We deploy with helmfile, so here is the config for that as well, just in case:

  - name: actions-runner-controller
    version: 0.20.2
    namespace: actions-runner-system
    chart: actions-runner-controller/actions-runner-controller
    createNamespace: true
    installed: {{ .Values.action_runners_controller.installed | default "false" }}
    set:
      - name: image.actionsRunnerRepositoryAndTag
        value: "redacted.dkr.ecr.us-east-1.amazonaws.com/github-runner-image:latest"
      - name: githubWebhookServer.enabled
        value: true
      - name: githubWebhookServer.service.type
        value: LoadBalancer
      - name: authSecret.create
        value: true
      - name: authSecret.github_app_id
        value: "redacted"
      - name: authSecret.github_app_installation_id
        value: "redacted"
      - name: authSecret.github_app_private_key
        value: |
          -----BEGIN RSA PRIVATE KEY-----
          lmao
          -----END RSA PRIVATE KEY-----
       

Anyways, huge fan of this project!

[mumoshu]

@KTamas Hey!

As it's just a volume and volumeMount pair, I think it's more than natural for K8s and ARC to NOT clean up the volume in this case. What the config says is that "use this host path as a volume" and it doesn't mean "clean this up after pod termination" in K8s, right?

Probably you would better try K8s dynamic volume provisioning using our RunnerSet API.

https://github.com/actions-runner-controller/actions-runner-controller#pv-backed-runner-work-directory
https://github.com/actions-runner-controller/actions-runner-controller#docker-image-layers-caching

I thought there were a few CSI plugins and PV/PVC configs to allow you to let K8s dynamically provision PVs on your NVME device like explained in https://blog.mayadata.io/why-use-localpv-with-nvme-for-your-workload.

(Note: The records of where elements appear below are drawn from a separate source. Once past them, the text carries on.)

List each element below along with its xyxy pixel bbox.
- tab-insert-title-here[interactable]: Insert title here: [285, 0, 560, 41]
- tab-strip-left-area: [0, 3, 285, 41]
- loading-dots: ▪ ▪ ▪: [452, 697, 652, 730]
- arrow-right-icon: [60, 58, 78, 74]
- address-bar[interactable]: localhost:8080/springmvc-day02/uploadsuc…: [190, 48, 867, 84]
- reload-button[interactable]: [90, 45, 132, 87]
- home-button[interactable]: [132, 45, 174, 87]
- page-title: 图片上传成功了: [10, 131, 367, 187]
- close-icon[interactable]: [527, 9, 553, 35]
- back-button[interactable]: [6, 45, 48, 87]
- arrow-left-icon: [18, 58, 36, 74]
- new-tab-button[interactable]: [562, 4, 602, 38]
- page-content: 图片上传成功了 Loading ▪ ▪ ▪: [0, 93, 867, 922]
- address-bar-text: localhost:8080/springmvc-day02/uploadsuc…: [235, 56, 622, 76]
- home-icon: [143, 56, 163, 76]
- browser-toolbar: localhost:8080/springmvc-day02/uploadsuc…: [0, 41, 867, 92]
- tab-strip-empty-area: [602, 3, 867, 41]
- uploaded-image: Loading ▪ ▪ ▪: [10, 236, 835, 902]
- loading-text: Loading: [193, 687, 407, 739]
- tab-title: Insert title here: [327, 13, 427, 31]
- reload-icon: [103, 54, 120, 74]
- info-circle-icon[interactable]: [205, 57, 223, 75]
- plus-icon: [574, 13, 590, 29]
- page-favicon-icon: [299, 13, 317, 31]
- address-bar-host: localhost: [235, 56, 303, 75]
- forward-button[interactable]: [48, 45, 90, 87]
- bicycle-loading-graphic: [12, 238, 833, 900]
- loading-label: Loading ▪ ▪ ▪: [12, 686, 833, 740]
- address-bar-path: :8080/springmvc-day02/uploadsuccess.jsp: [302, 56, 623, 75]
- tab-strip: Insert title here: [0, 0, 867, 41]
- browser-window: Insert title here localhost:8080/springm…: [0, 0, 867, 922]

Also note that the vanilla K8s StatefulSet does not support automated clean-ups of freed PVs yet, but our RunnerSet does support it.

[sarahkadar]

Thanks for the answer, I'll look into these.

[mumoshu]

Also see #1605. It's almost about how to correctly use the vanilla K8s feature. My take is this isn't a bug.

[mumoshu]

Please let me move this to Discussions as that's the place for Q&A (It's unfortunate that this project is not funded enough to let me allow answering every question, but that does not justify using Issues for Q&A!